Нож, который Занда скрывала за спиной, в правой руке, вонзился в пах противника, по дороге пропахав бедро так, что распорол бедренную артерию. Фонтан крови брызнул далеко, даже если бы Занда стояла на расстоянии двух метров от мужчины, ее накрыло бы красной капелью. Но она была рядом, на расстоянии вытянутой руки от зажавшего рану человека, и кровь, хлещущая из артерии, залила ее с ног до головы, сделав похожей не на воплощение богини любви, а на бога войны в женской ипостаси.
Мужчина забыл о нападении, лишь боль, жгучая, лишающая разума, накрывающая, как темное полотно. А еще слабость. С кровью утекала жизнь, и назад ее было не вернуть.
И парень упал, потеряв сознание. При ранении бедренной артерии человек умирает от потери крови за считаные минуты, иногда – гораздо раньше. За сорок секунд.
Конечно, Занда этого не знала. Ей повезло, как иногда, очень редко, везет тем, кого боги выбрали в свои любимцы. Вероятно, ей пока рано было покидать этот мир.
Впрочем, так оно и бывает. Есть бесстыдно удачливые люди, которые выбираются из безнадежных, смертельных ситуаций, практически не прилагая никаких усилий, и есть просто люди, для которых и десятой части выпавших на долю «везунчиков» приключений хватает, чтобы навсегда завершить свой жизненный путь.

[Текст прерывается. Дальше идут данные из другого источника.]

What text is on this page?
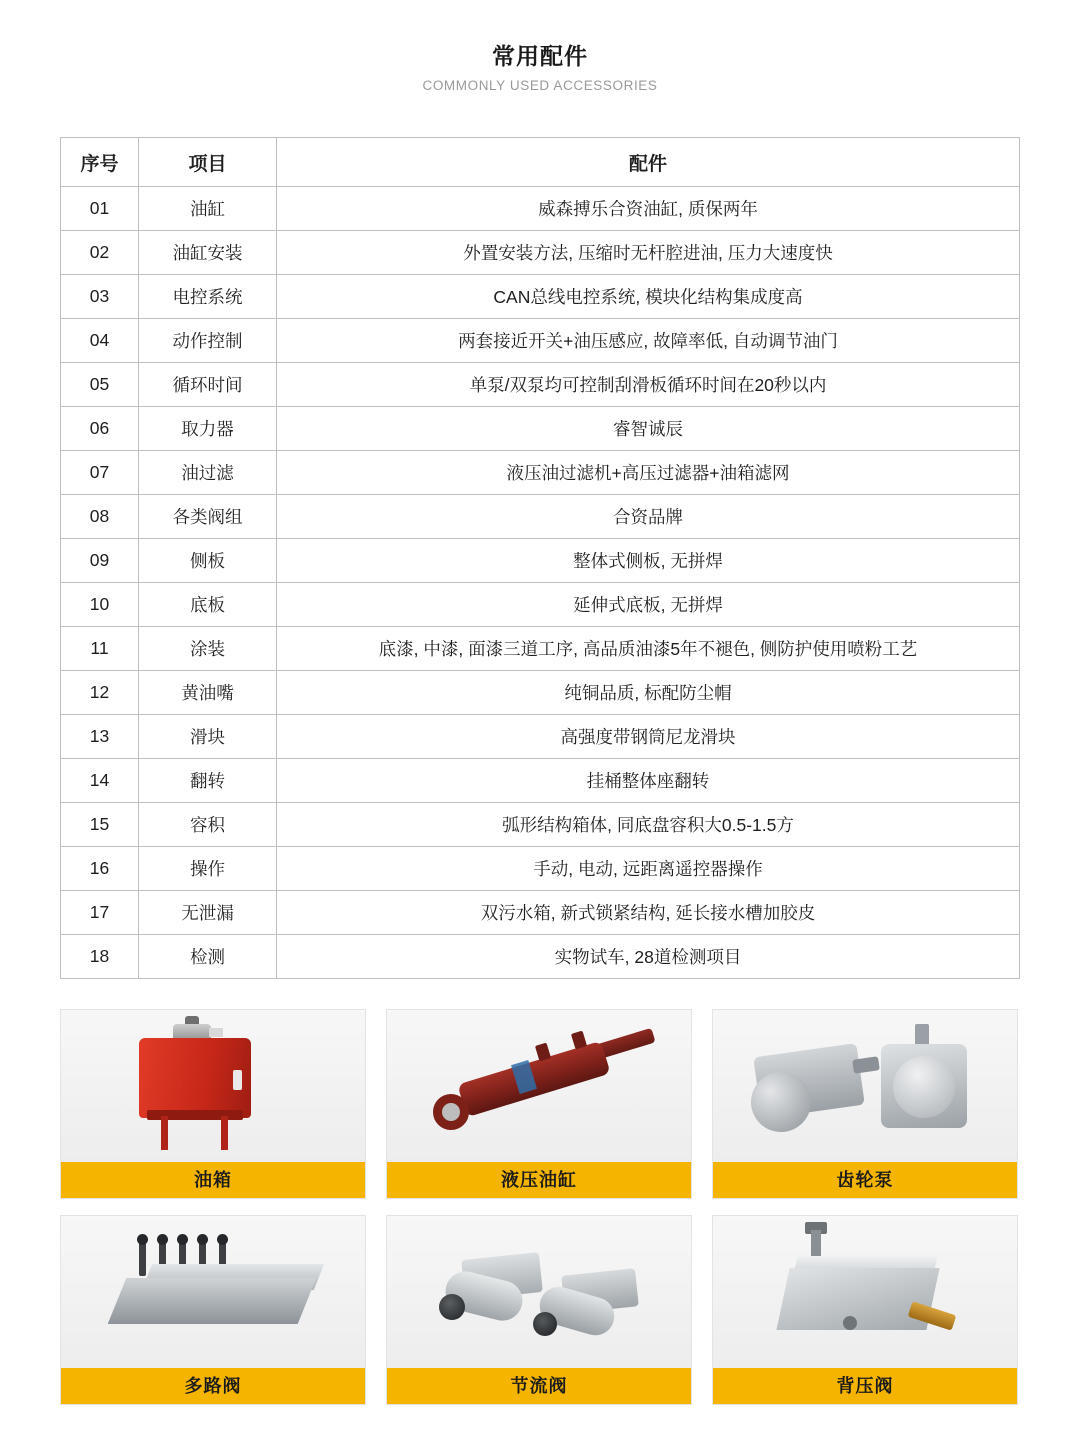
常用配件
COMMONLY USED ACCESSORIES
序号	项目	配件
01	油缸	威森搏乐合资油缸, 质保两年
02	油缸安装	外置安装方法, 压缩时无杆腔进油, 压力大速度快
03	电控系统	CAN总线电控系统, 模块化结构集成度高
04	动作控制	两套接近开关+油压感应, 故障率低, 自动调节油门
05	循环时间	单泵/双泵均可控制刮滑板循环时间在20秒以内
06	取力器	睿智诚辰
07	油过滤	液压油过滤机+高压过滤器+油箱滤网
08	各类阀组	合资品牌
09	侧板	整体式侧板, 无拼焊
10	底板	延伸式底板, 无拼焊
11	涂装	底漆, 中漆, 面漆三道工序, 高品质油漆5年不褪色, 侧防护使用喷粉工艺
12	黄油嘴	纯铜品质, 标配防尘帽
13	滑块	高强度带钢筒尼龙滑块
14	翻转	挂桶整体座翻转
15	容积	弧形结构箱体, 同底盘容积大0.5-1.5方
16	操作	手动, 电动, 远距离遥控器操作
17	无泄漏	双污水箱, 新式锁紧结构, 延长接水槽加胶皮
18	检测	实物试车, 28道检测项目
油箱	液压油缸	齿轮泵
多路阀	节流阀	背压阀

Была ли Занда «везунчиком»? Может, да, а может – нет. Это как посмотреть… Весы, где на одной чашке удача, на другой – невезение. Сейчас девушка выиграла жизнь. Перевесит ли эта удача все неприятности, произошедшие с ней до этой минуты, и, возможно, после нее? Игры богов причудливы, непредсказуемы и безумны.
Буууаааа!
Густой звон гонга прокатился над ареной, и зал зашумел! Некоторые из зрителей, таких спокойных, таких выдержанных, вскочили с мест, закричали, осеняя себя каким-то знаком. Глаза статуи бога войны горели красным светом, и тонкие губы божества будто улыбались, глядя на лужу темной крови, расползающейся из-под свежего трупа.
Распорядитель подошел к замершей девушке, непонимающе моргающей глазами, и тихо сказал:
– Ты будешь жить. Возьми одежду и выходи. Воля бога превыше всего! Вошли двое – вышел один!
И тихо добавил с легкой усмешкой:
– Поздравляю… не ожидал.
* * *
– Четверо. Всего четверо. – Морна обвела взглядом зал, остановив его на двух мореходах, понуро сидящих у стены. – Пятьдесят на пятьдесят…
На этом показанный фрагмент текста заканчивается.